An international gathering in Botswana has come to agreement on the urgent steps to be taken to combat the illegal trade in ivory and protect elephant populations in Africa.
The International Union for Conservation of Nature announced the measures on Tuesday, the second day of the African Elephant Summit in Botswana's capital, Gabarone.
The agreement calls for governments to classify ivory trafficking as a "serious crime" and impose "maximum" sentences for wildlife offenses. It also urges nations to cooperate in legal matters such as extradition and asset seizure and forfeiture.
Botswanan President and summit host Ian Khama welcomed the steps.
"Strong momentum from all over the world is developing to turn this tide and many nations and individuals are calling for solutions that are implementable and will work. It is now time for Africa and Asia to join forces to protect this universally valued species. I wholeheartedly invite your active participation and equally anticipate your unprecedented commitment to action," said Khama.

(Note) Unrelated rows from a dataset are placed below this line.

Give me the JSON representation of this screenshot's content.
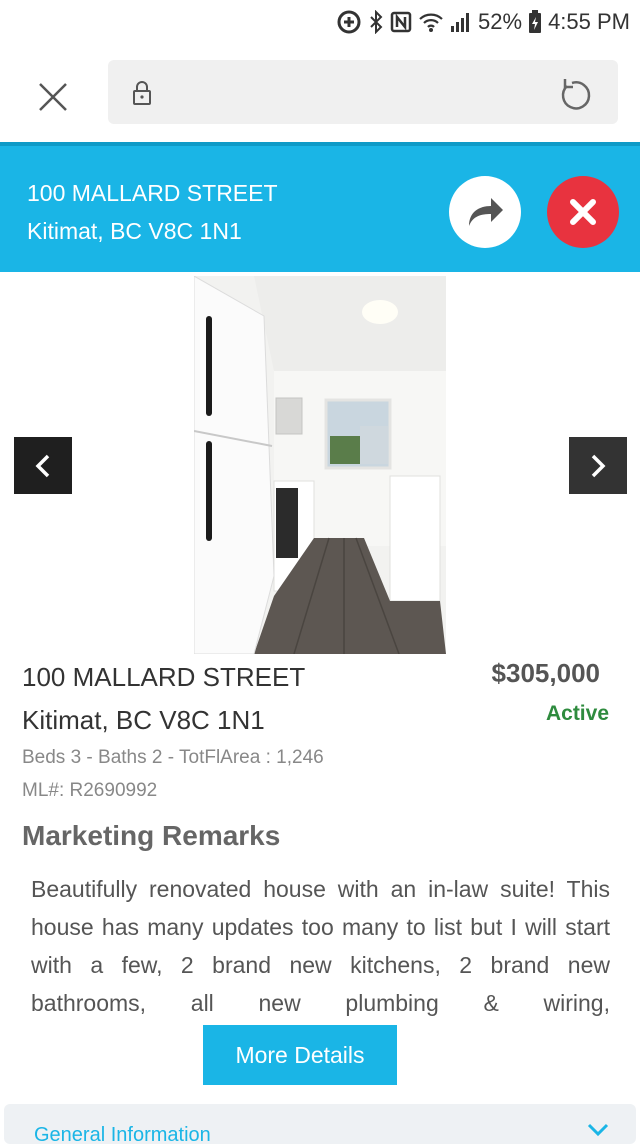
{
  "status_bar": {
    "battery": "52%",
    "time": "4:55 PM",
    "icons": [
      "data-saver-icon",
      "bluetooth-icon",
      "nfc-icon",
      "wifi-icon",
      "signal-icon",
      "battery-icon"
    ]
  },
  "browser": {
    "close_icon": "close-icon",
    "lock_icon": "lock-icon",
    "reload_icon": "reload-icon",
    "url": ""
  },
  "listing_header": {
    "address_line1": "100 MALLARD STREET",
    "address_line2": "Kitimat, BC V8C 1N1",
    "share_icon": "share-arrow-icon",
    "close_icon": "close-circle-icon"
  },
  "gallery": {
    "prev_icon": "chevron-left-icon",
    "next_icon": "chevron-right-icon",
    "image": "kitchen-photo"
  },
  "listing": {
    "street": "100 MALLARD STREET",
    "city": "Kitimat, BC V8C 1N1",
    "price": "$305,000",
    "status": "Active",
    "facts": "Beds 3 - Baths 2 - TotFlArea : 1,246",
    "ml_number": "ML#: R2690992"
  },
  "remarks": {
    "title": "Marketing Remarks",
    "text": "Beautifully renovated house with an in-law suite! This house has many updates too many to list but I will start with a few, 2 brand new kitchens, 2 brand new bathrooms, all new plumbing & wiring,",
    "more_button": "More Details"
  },
  "accordion": {
    "label": "General Information",
    "chevron_icon": "chevron-down-icon"
  },
  "colors": {
    "accent": "#1ab5e6",
    "cancel": "#e8333f",
    "active_status": "#2e8b3e"
  }
}
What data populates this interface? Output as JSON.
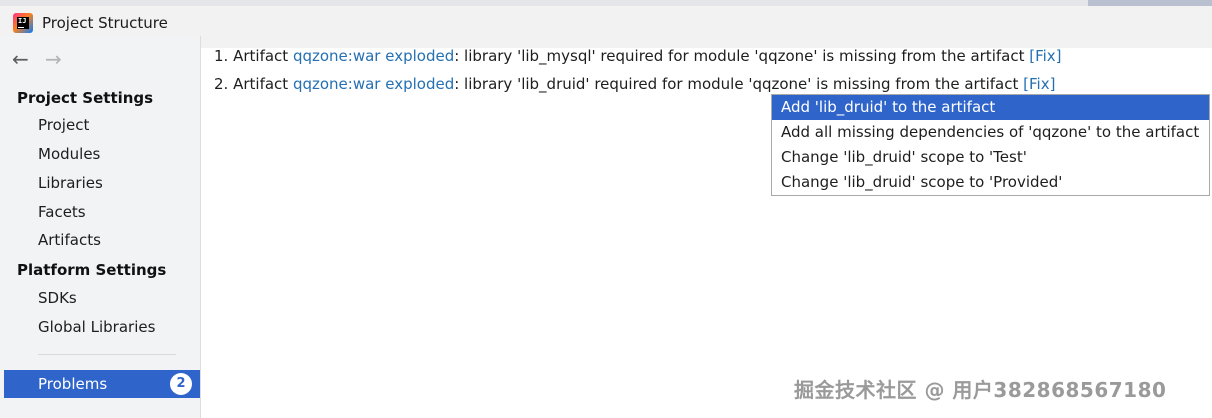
{
  "window": {
    "title": "Project Structure"
  },
  "sidebar": {
    "project_settings_header": "Project Settings",
    "project_items": [
      {
        "label": "Project"
      },
      {
        "label": "Modules"
      },
      {
        "label": "Libraries"
      },
      {
        "label": "Facets"
      },
      {
        "label": "Artifacts"
      }
    ],
    "platform_settings_header": "Platform Settings",
    "platform_items": [
      {
        "label": "SDKs"
      },
      {
        "label": "Global Libraries"
      }
    ],
    "problems": {
      "label": "Problems",
      "count": "2"
    }
  },
  "problems": [
    {
      "index": "1.",
      "prefix": "Artifact",
      "artifact": "qqzone:war exploded",
      "message": ": library 'lib_mysql' required for module 'qqzone' is missing from the artifact",
      "fix": "[Fix]"
    },
    {
      "index": "2.",
      "prefix": "Artifact",
      "artifact": "qqzone:war exploded",
      "message": ": library 'lib_druid' required for module 'qqzone' is missing from the artifact",
      "fix": "[Fix]"
    }
  ],
  "fix_menu": {
    "items": [
      {
        "label": "Add 'lib_druid' to the artifact",
        "selected": true
      },
      {
        "label": "Add all missing dependencies of 'qqzone' to the artifact",
        "selected": false
      },
      {
        "label": "Change 'lib_druid' scope to 'Test'",
        "selected": false
      },
      {
        "label": "Change 'lib_druid' scope to 'Provided'",
        "selected": false
      }
    ]
  },
  "watermark": "掘金技术社区 @ 用户382868567180",
  "colors": {
    "selection": "#2f65ca",
    "link": "#2470b3"
  }
}
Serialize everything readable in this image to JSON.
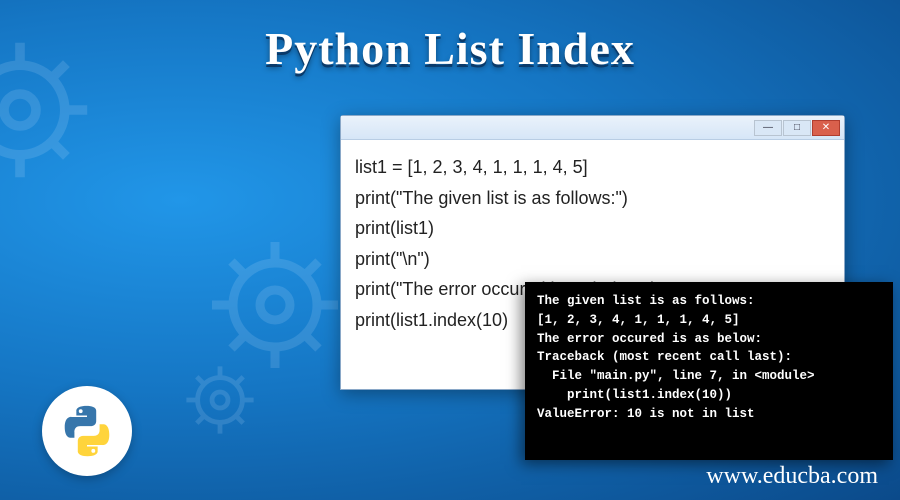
{
  "title": "Python List Index",
  "window": {
    "close": "✕",
    "max": "□",
    "min": "—"
  },
  "code": {
    "lines": [
      "list1 = [1, 2, 3, 4, 1, 1, 1, 4, 5]",
      "print(\"The given list is as follows:\")",
      "print(list1)",
      "print(\"\\n\")",
      "print(\"The error occured is as below:\")",
      "print(list1.index(10)"
    ]
  },
  "terminal": {
    "lines": [
      "The given list is as follows:",
      "[1, 2, 3, 4, 1, 1, 1, 4, 5]",
      "",
      "",
      "The error occured is as below:",
      "Traceback (most recent call last):",
      "  File \"main.py\", line 7, in <module>",
      "    print(list1.index(10))",
      "ValueError: 10 is not in list"
    ]
  },
  "url": "www.educba.com",
  "icons": {
    "gear": "gear-icon",
    "python": "python-logo-icon"
  }
}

The gathering included government agencies and conservation groups from African nations that host elephant populations and Asian nations where ivory has long been in demand.
International Union for Conservation of Nature chief Julia Marton-Lefevre said the broad range of participants is a good sign.
"The fact that this was a meeting involving the entire value chain of the elephant situation, the range countries, the transition countries and the consumer countries was unique and very important. And I think this sort of model will actually be followed in other parts of the world for other species and of course the Asian elephant also," said Marton-Lefevre.
Organizers said Africa could stand to lose as much as 20% of its elephant population in 10 years if illegal poaching continues at the current rate.
They said poaching has increased in recent years due to poverty and weak governance in Africa, combined with rising demand in ivory-consuming nations.
An estimated 500,000 elephants remain in the continent. Botswana's wildlife and tourism minister Tshekedi Khama described them as a national asset.
"I think it is very important… that we take ownership, because having elephants and wildlife is sustainable and it also gives livelihood to communities. And if we deplete those resources, we also deplete the livelihood through tourism through wildlife and various other ways to the communities, remembering that we don't always start on the same level as everybody else. So the decisions we make today are the decisions not just for us at our level, but decisions for people who live in our countries,” said the minister.
Elephant tusks are desirable in some Asian nations where people use them as ornaments and for traditional medicine.